PROCÉDURE CIVILE — nouveau Code de procédure civile.
Appel d'un jugement de la Cour supérieure ayant prononcé le divorce des parties et ayant homologué en partie une convention sur mesures accessoires. Accueilli en partie.
Après leur séparation, les parties ont entamé des discussions qui ont mené à la conclusion d'une convention sur les mesures accessoires à leur divorce, en 2011. Celle-ci prévoyait notamment que le mari ne serait pas tenu au paiement d'une pension alimentaire au bénéfice de l'épouse tant que son revenu annuel n'atteindrait pas 320 000 $. La juge de première instance a refusé d'homologuer certaines clauses de l'entente, dont celle relative à la pension alimentaire pour l'épouse, estimant qu'elle n'était pas liée par celle-ci. Appliquant le test établi dans Miglin c. Miglin (C.S. Can., 2003-04-17), 2003 CSC 24, SOQUIJ AZ-50171042, J.E. 2003-790, [2003] 1 R.C.S. 303, elle a d'abord retenu que la situation financière de l'épouse, qui s'était consacrée à la famille et non à son propre avancement professionnel, était une conséquence du mariage ou de son échec. Elle a ensuite noté la survenance d'un changement important après la conclusion de l'entente, soit un diagnostic de cancer, et a conclu que la convention ne reflétait plus les intentions initiales des parties.

Décision
Mme la juge Hogue: Puisque la question de la pension alimentaire relève de l'ordre public, la juge pouvait s'enquérir de l'équité du processus qui a mené à la conclusion de l'accord et elle pouvait se questionner sur le caractère équitable de la clause elle-même. Elle ne pouvait toutefois pas décider unilatéralement et sans aviser les parties de ne pas homologuer la clause malgré leur demande en ce sens. En agissant ainsi, elle a écarté une clause d'un accord librement négocié entre des parties informées et représentées, sans leur donner l'occasion d'être entendues. Les parties et leurs procureurs doivent pouvoir tenir pour acquis qu'un juge tranchera le litige qui lui est soumis en fonction du contrat judiciaire sur lequel elles se sont entendues et qu'elles seront avisées, le cas échéant, s'il en décide autrement.

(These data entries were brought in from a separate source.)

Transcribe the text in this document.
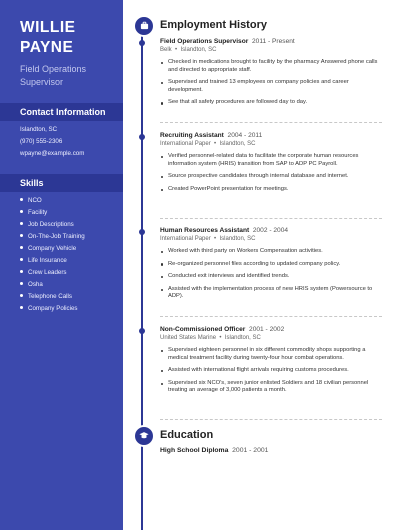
WILLIE
PAYNE
Field Operations Supervisor
Contact Information
Islandton, SC
(970) 555-2306
wpayne@example.com
Skills
NCO
Facility
Job Descriptions
On-The-Job Training
Company Vehicle
Life Insurance
Crew Leaders
Osha
Telephone Calls
Company Policies
Employment History
Field Operations Supervisor 2011 - Present
Belk  •  Islandton, SC
Checked in medications brought to facility by the pharmacy Answered phone calls and directed to appropriate staff.
Supervised and trained 13 employees on company policies and career development.
See that all safety procedures are followed day to day.
Recruiting Assistant 2004 - 2011
International Paper  •  Islandton, SC
Verified personnel-related data to facilitate the corporate human resources information system (HRIS) transition from SAP to ADP PC Payroll.
Source prospective candidates through internal database and internet.
Created PowerPoint presentation for meetings.
Human Resources Assistant 2002 - 2004
International Paper  •  Islandton, SC
Worked with third party on Workers Compensation activities.
Re-organized personnel files according to updated company policy.
Conducted exit interviews and identified trends.
Assisted with the implementation process of new HRIS system (Powersource to ADP).
Non-Commissioned Officer 2001 - 2002
United States Marine  •  Islandton, SC
Supervised eighteen personnel in six different commodity shops supporting a medical treatment facility during twenty-four hour combat operations.
Assisted with international flight arrivals requiring customs procedures.
Supervised six NCO's, seven junior enlisted Soldiers and 18 civilian personnel treating an average of 3,000 patients a month.
Education
High School Diploma 2001 - 2001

La juge a commis une erreur en appliquant le test établi dans Miglin dans un contexte où l'un des époux avait précisément demandé la mise de côté ou la modification d'un accord. Après avoir conclu que le processus était équitable et qu'il avait mené à la conclusion d'une entente acceptable, elle aurait dû chercher à déterminer si la renonciation partielle de l'épouse à une pension alimentaire était contraire à l'ordre public, ou si, compte tenu des nouvelles circonstances, sa situation deviendrait intolérable en cas d'homologation. Or, d'une part, la renonciation n'était pas définitive et, d'autre part, c'est essentiellement en raison des conséquences de la maladie de l'épouse sur sa situation que la juge a décidé de ne pas homologuer la clause. L'état de santé de l'épouse s'est toutefois grandement amélioré, et sa situation financière a évolué de manière positive. Dans ces circonstances, l'intention exprimée par les parties dans l'accord et qui a été réitérée lorsqu'elles ont demandé son homologation devait être respectée.

Instance précédente : Juge Marie-Claude Armstrong, C.S., Montréal, 500-12-318540-139, 2017-01-19, 2017 QCCS 685, SOQUIJ AZ-51369481.

Réf. ant : (C.S., 2017-01-19), 2017 QCCS 685, SOQUIJ AZ-51369481; (C.A., 2017-03-28), 2017 QCCA 482, SOQUIJ AZ-51377627, 2017EXP-1049.